No caso psicótico, comumente não há dissimulação, fuga ou ocultação [...] pela convicção plena de legítima defesa. Já o psicopata aquele com transtorno antissocial da personalidade, apresenta-se primeiramente, como uma pessoa absolutamente normal, com boa memória, inteligente, porém com falta extremada de senso ético, moral, sem empatia, extremado de superego, mas com seu próprio código para convivência em sociedade, sua afetividade fraca, fria, perversa, destituída de sentimentos como remorso, arrependimento.Diferentemente dos psicóticos, ele dissimula, oculta, empreende fuga, por entender a ilicitude de seus atos, sente prazer na maldade, desejando, produzindo e executando toda a ação delituosa. É irrecuperável, portanto, nasce, vive e morre psicopata. (POSTERLI, 2001 p. 116-119).

No conceito introduzido pelo Manual de Diagnóstico e Estatística das Doenças Mentais, a psicopatia encontra-se da seguinte forma:

301.7 Transtorno da Personalidade Antissocial – Característica essencial: padrão invasivo de desrespeito e violação dos direitos dos outros, que inicia na infância ou começo da adolescência e continua na idade adulta. Sinônimos: psicopatia, sociopatia ou transtorno da personalidade dissocial. O indivíduo não se enquadra na categoria de portador de doença mental, porém encontra-se á margem da normalidade psicoemocional e comportamental. Requer dos profissionais de saúde e do direito, cautela e parcimônia na avaliação e características típicas. (BALLONE, 2011).

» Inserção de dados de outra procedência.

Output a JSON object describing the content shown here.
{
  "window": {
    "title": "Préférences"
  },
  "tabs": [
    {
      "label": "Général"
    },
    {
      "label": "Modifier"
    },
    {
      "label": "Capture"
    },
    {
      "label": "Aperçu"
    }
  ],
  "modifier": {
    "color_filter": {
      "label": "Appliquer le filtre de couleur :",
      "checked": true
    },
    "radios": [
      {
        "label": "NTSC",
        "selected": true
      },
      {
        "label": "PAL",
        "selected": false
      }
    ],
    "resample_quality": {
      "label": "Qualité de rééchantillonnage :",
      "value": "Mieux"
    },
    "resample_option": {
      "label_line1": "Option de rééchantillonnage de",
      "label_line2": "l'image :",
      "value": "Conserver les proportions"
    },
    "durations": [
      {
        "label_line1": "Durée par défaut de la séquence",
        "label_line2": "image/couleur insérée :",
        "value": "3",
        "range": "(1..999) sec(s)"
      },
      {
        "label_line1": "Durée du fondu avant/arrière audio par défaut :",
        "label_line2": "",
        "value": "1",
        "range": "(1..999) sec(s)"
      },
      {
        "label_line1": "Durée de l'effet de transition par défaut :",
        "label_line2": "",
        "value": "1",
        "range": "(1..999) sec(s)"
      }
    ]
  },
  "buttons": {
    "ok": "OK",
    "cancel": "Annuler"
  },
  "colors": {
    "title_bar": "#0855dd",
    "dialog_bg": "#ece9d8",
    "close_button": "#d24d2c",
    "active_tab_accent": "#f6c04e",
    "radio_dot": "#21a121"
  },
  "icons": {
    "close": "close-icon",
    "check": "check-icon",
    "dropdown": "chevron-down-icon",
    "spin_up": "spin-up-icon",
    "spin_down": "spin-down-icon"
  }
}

A psicopatia forense e a psiquiatria clínica dependem uma da outra no que se refere a diagnóstico e prognóstico, no entanto diferem entre si, pois enquanto a psiquiatria clínica se preocupa com o enfermo, determinando o diagnóstico e indicando seu tratamento; a psicopatia forense visa encaixar o enfermo mental nos dispositivos legais. “Acrescente-se a isso, conhecimentos de Criminologia e de legislação técnica pericial, para que se possam aquilatar a impossibilidade de adaptação do indivíduo ao meio social e o grau de perigo para a sociedade.” (FERREIRA, 1986, p. 57).

Como não sentem remorsos, tampouco medo de represálias, tornam a reiterar a prática da ação delituosa, por essa razão a reincidência é um fator preponderante na personalidade psicopática.

A psiquiatra forense brasileira Hilda Morana, com base nos estudos do americano Robert Hare, responsável pela validação no Brasil do PCL-R, afirma que é possível a previsão da reincidência criminal nos casos de psicopatia:

[...] a taxa de reincidência criminal é ao redor de 3 vezes maior para psicopatas do que para outros criminosos. Sendo que para crimes violentos a taxa é de 4 vezes maior para psicopatas quando comparados a não psicopatas”. [...] Não há exame padronizado para avaliação da

personalidade do preso e a previsibilidade de reincidência criminal. (MORANA, 2003).

Não é a violência do ato praticado que indica o transtorno, mas o comportamento frequente e habitual aliado a outros aspectos da personalidade, como a mentira, a promiscuidade, a impulsividade, a completa ausência de sentimento de culpa etc. ressalta-se que frequência e habitualidade são também elementos caracterizadores do assédio moral.

Estudos revelam que o cérebro do psicopata é diferente, pois a atividade nas áreas ligadas à razão é maior do que naquelas ligadas à emoção, ao contrário de um cérebro normal, o que caracteriza sua ausência de empatia.